Bisello A, Greenberg Z, Behar V, Rosenblatt M, Suva L J, Chorev M
Harvard-Thorndike Research Laboratory, Department of Medicine, Beth Israel Deaconess Medical Center, Boston, Massachusetts, USA.
Biochemistry. 1996 Dec 10;35(49):15890-5. doi: 10.1021/bi962111+.

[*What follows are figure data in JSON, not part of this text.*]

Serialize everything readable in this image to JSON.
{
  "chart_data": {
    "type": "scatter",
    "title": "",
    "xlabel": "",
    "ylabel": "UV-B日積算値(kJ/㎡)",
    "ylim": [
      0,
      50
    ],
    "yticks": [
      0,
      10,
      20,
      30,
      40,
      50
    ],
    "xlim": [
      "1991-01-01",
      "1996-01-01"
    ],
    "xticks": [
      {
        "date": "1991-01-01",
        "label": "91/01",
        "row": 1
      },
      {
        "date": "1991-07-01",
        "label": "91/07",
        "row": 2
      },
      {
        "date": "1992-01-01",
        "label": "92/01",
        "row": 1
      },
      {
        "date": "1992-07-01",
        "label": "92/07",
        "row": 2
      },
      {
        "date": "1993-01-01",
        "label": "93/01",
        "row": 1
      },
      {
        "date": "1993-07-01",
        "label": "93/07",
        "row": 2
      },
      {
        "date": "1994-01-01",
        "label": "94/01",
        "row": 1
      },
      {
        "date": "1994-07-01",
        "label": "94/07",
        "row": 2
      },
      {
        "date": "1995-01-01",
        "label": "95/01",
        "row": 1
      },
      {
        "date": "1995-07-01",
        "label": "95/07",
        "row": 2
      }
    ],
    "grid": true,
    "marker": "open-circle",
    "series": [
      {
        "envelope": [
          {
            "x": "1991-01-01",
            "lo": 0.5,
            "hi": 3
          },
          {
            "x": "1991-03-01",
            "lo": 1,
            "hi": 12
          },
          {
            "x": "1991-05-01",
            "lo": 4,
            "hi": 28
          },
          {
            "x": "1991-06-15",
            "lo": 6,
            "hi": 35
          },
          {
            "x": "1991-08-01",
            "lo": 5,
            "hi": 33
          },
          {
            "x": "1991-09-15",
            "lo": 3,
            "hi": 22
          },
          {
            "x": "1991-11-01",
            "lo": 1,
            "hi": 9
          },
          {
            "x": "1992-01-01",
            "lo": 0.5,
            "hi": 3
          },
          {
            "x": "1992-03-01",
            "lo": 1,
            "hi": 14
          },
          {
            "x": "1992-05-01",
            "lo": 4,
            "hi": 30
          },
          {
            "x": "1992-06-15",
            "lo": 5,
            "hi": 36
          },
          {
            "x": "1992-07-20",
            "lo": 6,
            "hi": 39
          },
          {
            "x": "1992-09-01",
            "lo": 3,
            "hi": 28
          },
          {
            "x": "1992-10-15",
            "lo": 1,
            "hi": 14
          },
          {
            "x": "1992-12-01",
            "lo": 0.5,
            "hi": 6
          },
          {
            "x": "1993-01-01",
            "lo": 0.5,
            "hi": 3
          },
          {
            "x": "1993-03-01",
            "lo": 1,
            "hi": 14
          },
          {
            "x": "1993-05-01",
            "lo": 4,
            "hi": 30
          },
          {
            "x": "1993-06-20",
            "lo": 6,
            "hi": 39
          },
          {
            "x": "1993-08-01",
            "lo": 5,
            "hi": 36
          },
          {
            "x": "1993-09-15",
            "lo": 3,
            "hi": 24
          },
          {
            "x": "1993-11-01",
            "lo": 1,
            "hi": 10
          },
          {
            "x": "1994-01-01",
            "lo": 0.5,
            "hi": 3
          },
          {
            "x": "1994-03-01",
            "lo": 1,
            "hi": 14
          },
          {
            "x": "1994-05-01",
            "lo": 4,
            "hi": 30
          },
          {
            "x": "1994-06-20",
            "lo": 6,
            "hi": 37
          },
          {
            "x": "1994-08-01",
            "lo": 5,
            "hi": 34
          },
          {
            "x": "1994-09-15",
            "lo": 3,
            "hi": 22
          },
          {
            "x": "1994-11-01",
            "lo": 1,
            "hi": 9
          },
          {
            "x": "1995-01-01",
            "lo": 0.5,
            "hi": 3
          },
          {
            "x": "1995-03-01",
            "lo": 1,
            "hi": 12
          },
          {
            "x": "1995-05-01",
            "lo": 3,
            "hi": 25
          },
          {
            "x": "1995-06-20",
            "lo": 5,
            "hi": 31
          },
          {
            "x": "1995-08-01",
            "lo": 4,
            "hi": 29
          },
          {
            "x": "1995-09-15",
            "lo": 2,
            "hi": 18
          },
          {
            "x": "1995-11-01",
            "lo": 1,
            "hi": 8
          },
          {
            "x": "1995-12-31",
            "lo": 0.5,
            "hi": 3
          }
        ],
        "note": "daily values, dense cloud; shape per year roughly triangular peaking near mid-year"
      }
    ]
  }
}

Parathyroid hormone (PTH) regulates calcium metabolism through a specific G protein-coupled, seven-transmembrane helix-containing receptor. This receptor also binds and is activated by PTH-related protein (PTHrP). The human (h) PTH/PTHrP receptor is a membrane glycoprotein with an apparent molecular weight of approximately 85000 which contains four putative N-glycosylation sites. To elucidate the functional role of receptor glycosylation, if any, we studied hormone binding and signal transduction in human embryonic kidney cells transfected with hPTH/PTHrP receptor (HEK-293/C-21). These cells stably express 300000-400000 receptors per cell. Inhibition of N-glycosylation with an optimized concentration of tunicamycin yielded completely nonglycosylated hPTH/PTHrP receptor (approximately 60 kDa). This receptor form is fully functional; it maintains nanomolar binding affinity for PTH- and PTHrP-derived agonists and antagonists. PTH and PTHrP agonists stimulate cyclic AMP accumulation and increases in cytosolic calcium levels. In addition, the highly potent benzophenone (pBz2)-containing PTH-derived radioligand [Nle8,18,Lys13(epsilon-pBz2),L-2-Nal23,Tyr34 3-125I)]bPTH(1-34)NH2 can photoaffinity cross-link specifically to the nonglycosylated receptor. The molecular weight (approximately 60000) of the band representing the photo-cross-linked, nonglycosylated receptor (obtained from the tunicamycin-treated HEK-293/C-21 cells) was similar to that of the deglycosylated photo-cross-linked receptor (obtained by enzymatic treatment with Endoglycosidase-F/N-glycosidase-F). Our findings indicate that glycosylation of the hPTH/PTHrP receptor is not essential for its effective expression on the plasma membrane or for the binding of ligands known to interact with the native receptor. The nonglycosylated hPTH/PTHrP receptor remains fully functional with regard to both of its known signal transduction pathways: cAMP-protein kinase A and phospholipase C-cytosolic calcium.
甲状旁腺激素(PTH)通过一种特定的G蛋白偶联的、含七个跨膜螺旋的受体来调节钙代谢。该受体也能结合甲状旁腺激素相关蛋白(PTHrP)并被其激活。人(h)PTH/PTHrP受体是一种膜糖蛋白,表观分子量约为85000,含有四个假定的N-糖基化位点。为了阐明受体糖基化(如果有的话)的功能作用,我们研究了用hPTH/PTHrP受体转染的人胚肾细胞(HEK-293/C-21)中的激素结合和信号转导。这些细胞每个细胞稳定表达300000 - 400000个受体。用优化浓度的衣霉素抑制N-糖基化可产生完全非糖基化的hPTH/PTHrP受体(约60 kDa)。这种受体形式功能完全正常;它对PTH和PTHrP衍生的激动剂和拮抗剂保持纳摩尔级的结合亲和力。PTH和PTHrP激动剂刺激环磷酸腺苷(cAMP)积累并使胞质钙水平升高。此外,含高效二苯甲酮(pBz2)的PTH衍生放射性配体[Nle8,18,Lys13(ε-pBz2),L-2-Nal23,Tyr34 3-125I)]bPTH(1-34)NH2能与非糖基化受体特异性地进行光亲和交联。代表光交联的非糖基化受体的条带(从用衣霉素处理的HEK-293/C-21细胞获得)的分子量(约60000)与去糖基化的光交联受体(通过用内切糖苷酶-F/N-糖苷酶-F进行酶处理获得)相似。我们的研究结果表明,hPTH/PTHrP受体的糖基化对于其在质膜上的有效表达或对于已知与天然受体相互作用的配体的结合并非必不可少。非糖基化的hPTH/PTHrP受体在其已知的两种信号转导途径(cAMP-蛋白激酶A和磷脂酶C-胞质钙)方面仍然功能完全正常。